Due to the New APA Guidelines, I Will No Longer Recommend Talk Therapy
As a co-founder of an organization advocating for shared parenting after divorce, I talk with my share of parents, usually fathers, who’ve been minimized to seeing their children only four days a month. It is an extremely traumatic, emotionally scarring experience. Parents contact me in a desperate attempt to get back into their children’s lives in a meaningful way. They wonder what strategies might work, if there are legal avenues they have not pursued, and if someone is willing to advocate on behalf of them and their kids.
These are difficult discussions for multiple reasons. Of course, fathers want the injustice they’ve experienced to be both quickly recognized and rectified. Unfortunately, that’s not how our legal system is designed. But these conversations are even more difficult since any path to seeing their children more must begin with helping fathers process the trauma they’ve experienced.
I used to recommend a multi-step process, which incorporated talk therapy as part of a holistic approach. With the recent issuance of guidelines by the American Psychological Association denouncing masculinity, I can no longer do so.

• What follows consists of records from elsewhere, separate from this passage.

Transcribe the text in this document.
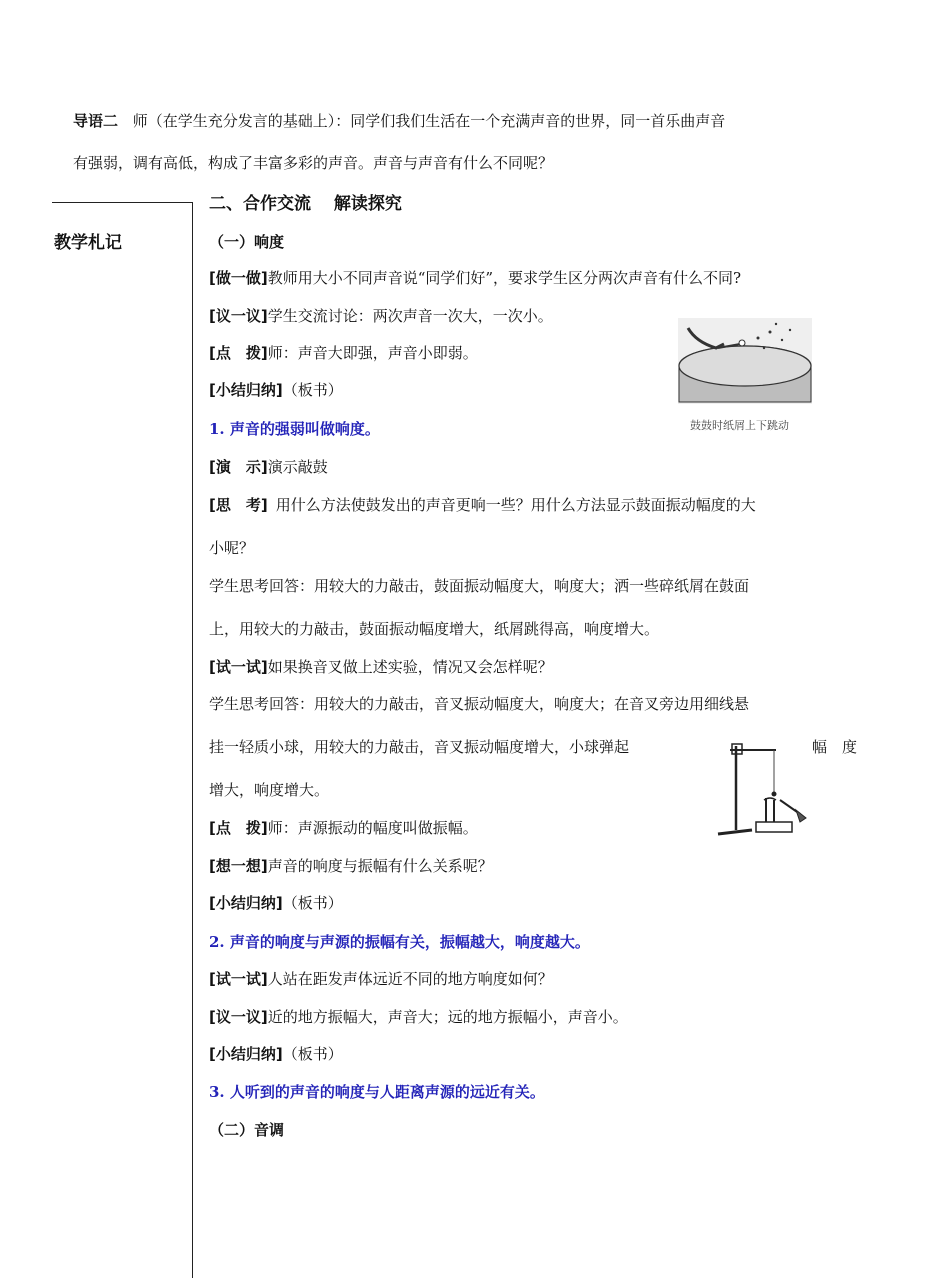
导语二 师（在学生充分发言的基础上）：同学们我们生活在一个充满声音的世界，同一首乐曲声音
有强弱，调有高低，构成了丰富多彩的声音。声音与声音有什么不同呢？
教学札记
二、合作交流　 解读探究
（一）响度
[做一做]教师用大小不同声音说“同学们好”，要求学生区分两次声音有什么不同?
[议一议]学生交流讨论：两次声音一次大，一次小。
[点　拨]师：声音大即强，声音小即弱。
[小结归纳]（板书）
1. 声音的强弱叫做响度。	鼓鼓时纸屑上下跳动
[演　示]演示敲鼓
[思　考] 用什么方法使鼓发出的声音更响一些？用什么方法显示鼓面振动幅度的大
小呢？
学生思考回答：用较大的力敲击，鼓面振动幅度大，响度大；洒一些碎纸屑在鼓面
上，用较大的力敲击，鼓面振动幅度增大，纸屑跳得高，响度增大。
[试一试]如果换音叉做上述实验，情况又会怎样呢？
学生思考回答：用较大的力敲击，音叉振动幅度大，响度大；在音叉旁边用细线悬
挂一轻质小球，用较大的力敲击，音叉振动幅度增大，小球弹起	幅　度
增大，响度增大。
[点　拨]师：声源振动的幅度叫做振幅。
[想一想]声音的响度与振幅有什么关系呢？
[小结归纳]（板书）
2. 声音的响度与声源的振幅有关，振幅越大，响度越大。
[试一试]人站在距发声体远近不同的地方响度如何？
[议一议]近的地方振幅大，声音大；远的地方振幅小，声音小。
[小结归纳]（板书）
3. 人听到的声音的响度与人距离声源的远近有关。
（二）音调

There is, without question, a reluctance for traumatized fathers to initiate the process of seeing a therapist. In part, it’s the unfortunate societal stigma that seeing a therapist means “you’re crazy.” That’s hogwash. Life is a tremendously scarring experience and the vast majority of individuals could benefit from therapy at some point. We all have experiences -- “That was the year my dad died,” “my mom got cancer,” “my business failed,” “I got divorced and lost my kids,” etc. -- which could be aided by a quality therapist. Yet despite this strongly held belief, I’ve been cautious in recommending talk therapy. That’s because psychology is no different than any other profession with a small percentage of masters, a slightly larger group on their way to becoming masters, and then the rest. While a quality therapist can be extraordinarily useful in helping traumatized individuals navigate their predicament, there are many well-meaning but incapable therapists who are, at best, providing no help at all to financially strapped dads. That’s always been a risk I was willing to take.

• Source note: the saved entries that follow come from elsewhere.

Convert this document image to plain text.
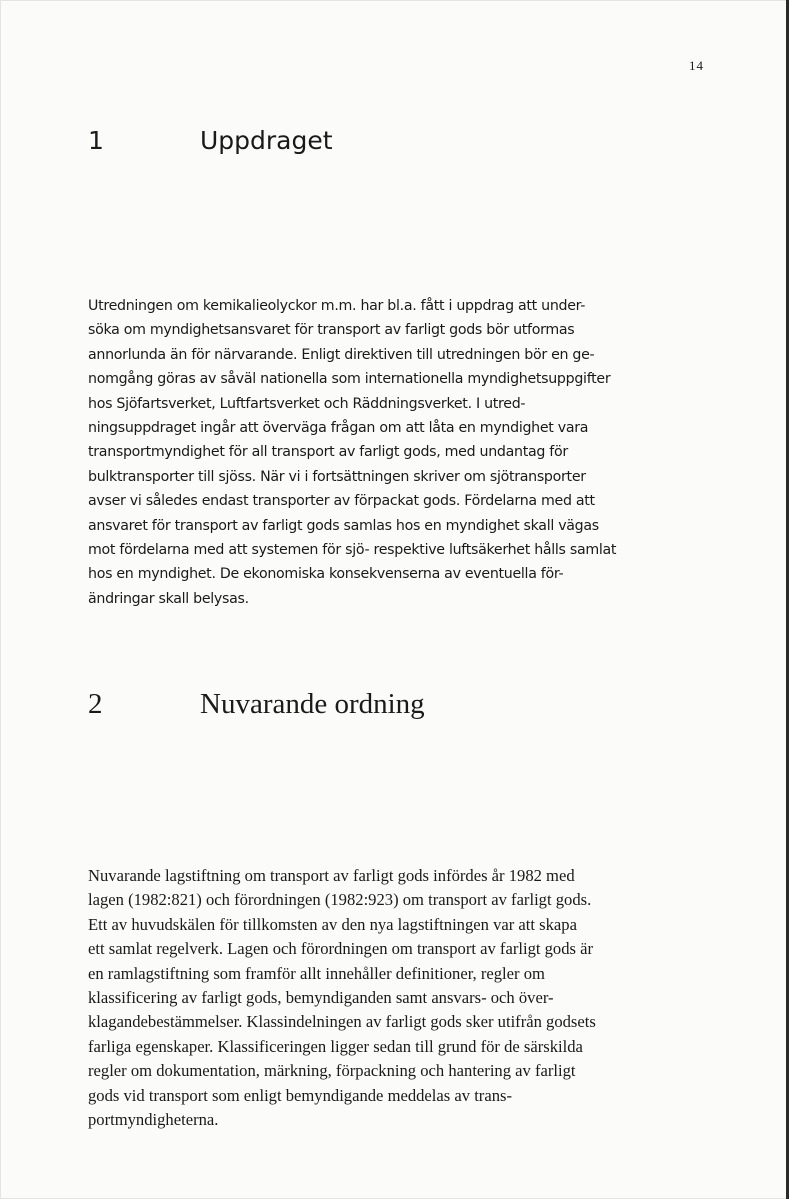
14
1	Uppdraget

Utredningen om kemikalieolyckor m.m. har bl.a. fått i uppdrag att under-
söka om myndighetsansvaret för transport av farligt gods bör utformas
annorlunda än för närvarande. Enligt direktiven till utredningen bör en ge-
nomgång göras av såväl nationella som internationella myndighetsuppgifter
hos Sjöfartsverket, Luftfartsverket och Räddningsverket. I utred-
ningsuppdraget ingår att överväga frågan om att låta en myndighet vara
transportmyndighet för all transport av farligt gods, med undantag för
bulktransporter till sjöss. När vi i fortsättningen skriver om sjötransporter
avser vi således endast transporter av förpackat gods. Fördelarna med att
ansvaret för transport av farligt gods samlas hos en myndighet skall vägas
mot fördelarna med att systemen för sjö- respektive luftsäkerhet hålls samlat
hos en myndighet. De ekonomiska konsekvenserna av eventuella för-
ändringar skall belysas.

2	Nuvarande ordning

Nuvarande lagstiftning om transport av farligt gods infördes år 1982 med
lagen (1982:821) och förordningen (1982:923) om transport av farligt gods.
Ett av huvudskälen för tillkomsten av den nya lagstiftningen var att skapa
ett samlat regelverk. Lagen och förordningen om transport av farligt gods är
en ramlagstiftning som framför allt innehåller definitioner, regler om
klassificering av farligt gods, bemyndiganden samt ansvars- och över-
klagandebestämmelser. Klassindelningen av farligt gods sker utifrån godsets
farliga egenskaper. Klassificeringen ligger sedan till grund för de särskilda
regler om dokumentation, märkning, förpackning och hantering av farligt
gods vid transport som enligt bemyndigande meddelas av trans-
portmyndigheterna.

With the issuance of the APA’s new guidelines against masculinity, my major concern must now be that traumatized fathers will be treated in a sardonic fashion. That potential risk now outweighs the potential rewards.

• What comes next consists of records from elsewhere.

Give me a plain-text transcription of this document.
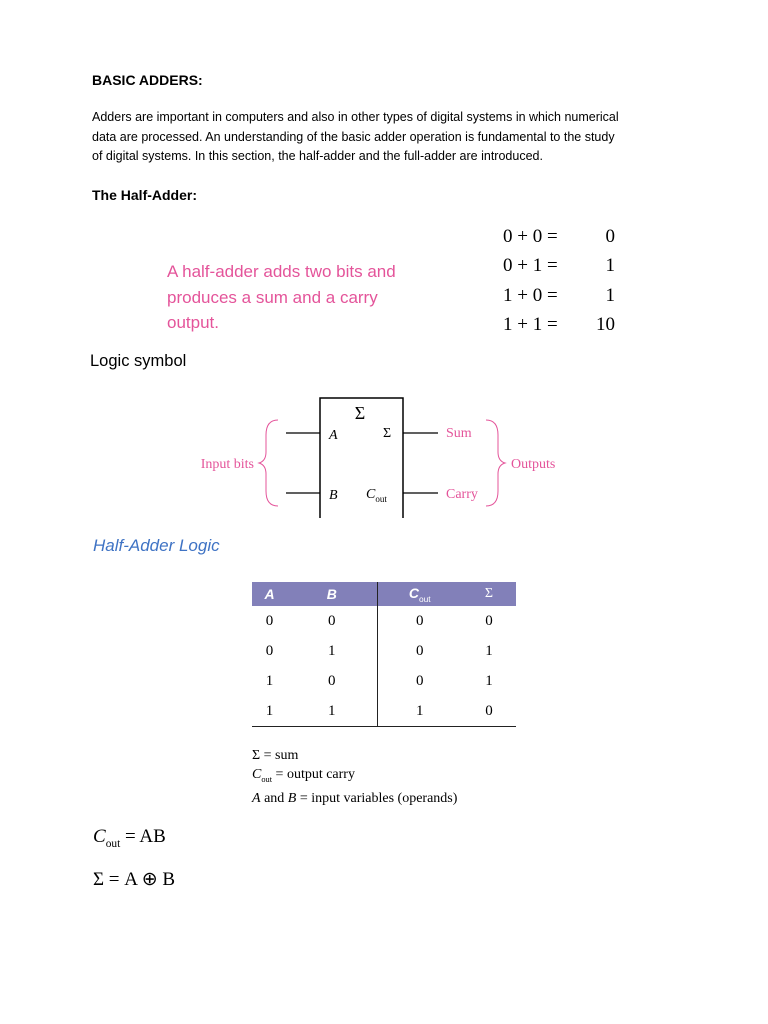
BASIC ADDERS:
Adders are important in computers and also in other types of digital systems in which numerical
data are processed. An understanding of the basic adder operation is fundamental to the study
of digital systems. In this section, the half-adder and the full-adder are introduced.
The Half-Adder:
A half-adder adds two bits and
produces a sum and a carry
output.
0 + 0 =	0
0 + 1 =	1
1 + 0 =	1
1 + 1 =	10
Logic symbol
Σ
A
B
Σ
$C_{out}$
Sum
Carry
Input bits	Outputs
Half-Adder Logic
A	B	$C_{out}$	Σ
0	0	0	0
0	1	0	1
1	0	0	1
1	1	1	0
Σ = sum
$C_{out}$ = output carry
A and B = input variables (operands)
$C_{out}$ = AB
Σ = A ⊕ B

How can I draw that conclusion?
Just as telling as the APA’s anti-masculinity announcement was the lack of an uproar from the members they represent. Who are those members? The APA states:
The percent of psychologists who are women increased from 57 percent in 2007 to 65 percent in 2016. Within the psychology workforce, the mean age for women (47.6 years) was almost seven years younger than the mean age for men (54.4 years).